L’empoisonneuse de Clary
(Affaire Octavie Lecompte)
Lorsque l’on commence sa généalogie, on ne s’attend pas à avoir certaines surprises…
On trouve toutes sortes de
situations familiales et professionnelles chez nos ancêtres, et l’on peut
s’adonner parfois à quelques rêveries en pensant qu’un jour, l’on trouvera un
illustre personnage.
Mais les actes nous ramènent tout de suite à la réalité, nos ascendants sont des
gens tout ce qu’il y a de plus simple, confrontés à ce qu’il y a de plus
basique : survivre et faire vivre sa famille ; et certains écrits nous
rapportent des situations dramatiques.
Lorsque j’ai commencé ma généalogie, j’ai trouvé des brasseurs, des laboureurs,
des bergers, des ménagers. Point de Maréchal de France, ou autre personnage
s’étant distingué au cours d’une grande bataille, encore moins de Prince.

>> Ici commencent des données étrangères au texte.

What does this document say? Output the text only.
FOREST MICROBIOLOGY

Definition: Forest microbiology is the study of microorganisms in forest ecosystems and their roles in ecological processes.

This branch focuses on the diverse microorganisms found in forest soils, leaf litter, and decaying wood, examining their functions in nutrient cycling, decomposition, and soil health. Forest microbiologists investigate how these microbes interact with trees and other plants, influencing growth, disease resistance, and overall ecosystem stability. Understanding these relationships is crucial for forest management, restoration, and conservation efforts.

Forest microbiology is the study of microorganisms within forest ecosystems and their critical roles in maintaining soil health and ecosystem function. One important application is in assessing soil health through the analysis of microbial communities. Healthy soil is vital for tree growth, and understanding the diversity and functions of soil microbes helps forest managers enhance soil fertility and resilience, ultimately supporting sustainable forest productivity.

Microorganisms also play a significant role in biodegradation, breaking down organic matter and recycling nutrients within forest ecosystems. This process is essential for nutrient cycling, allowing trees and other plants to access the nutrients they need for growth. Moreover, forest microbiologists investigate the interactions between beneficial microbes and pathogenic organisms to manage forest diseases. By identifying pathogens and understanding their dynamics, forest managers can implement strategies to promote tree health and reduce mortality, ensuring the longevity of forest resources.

Les recherches généalogiques sur Clary étant ce quelles sont du fait des destructions de la Première Guerre Mondiale, j’ai été obligé - afin d’avancer dans celles-ci - d’élargir aux collatéraux et au-delà, afin de trouver, parfois, l’élément manquant.
Au cours des lectures des
registres et des documents des Archives j’ai appris que mes ancêtres, loin
d’être des saints, se laissaient aller quelquefois, après s’être adonnés à la
boisson, à des gestes peu glorieux comme admonester leurs compagnons de
beuverie, et participer à des batailles rangées, se faisant ainsi remarquer par
la maréchaussée.
Les hommes faisaient aussi valoir toute leur puissance envers la gente féminine,
et montraient bien qui étaient les seuls maîtres de la maison (après Dieu et le
Seigneur de la région).
Quand ils disaient non, il n’y avait pas à y revenir.
Ce non obligera d’ailleurs, une de mes ancêtres à mener son père, après les
obligations respectueuses réglementaires, devant l’Officialité de Cambrai, afin
d’obtenir le droit de se marier avec l’homme qu’elle avait choisi.
La vie était rude, il n’y avait pas de place pour les paresseux, et chacun, tout en restant à sa place, avançait plus ou moins facilement.
J’étais loin de penser, que,
parmi toutes ces personnes rencontrées au fur et à mesure de mes recherches,
j’allais trouver un cousinage (éloigné certes, mais cousinage tout de même)
avec une double meurtrière, empoisonneuse, parricide et fratricide.
Fichtre !
Une Marie Besnard avant l’heure dans la famille ?…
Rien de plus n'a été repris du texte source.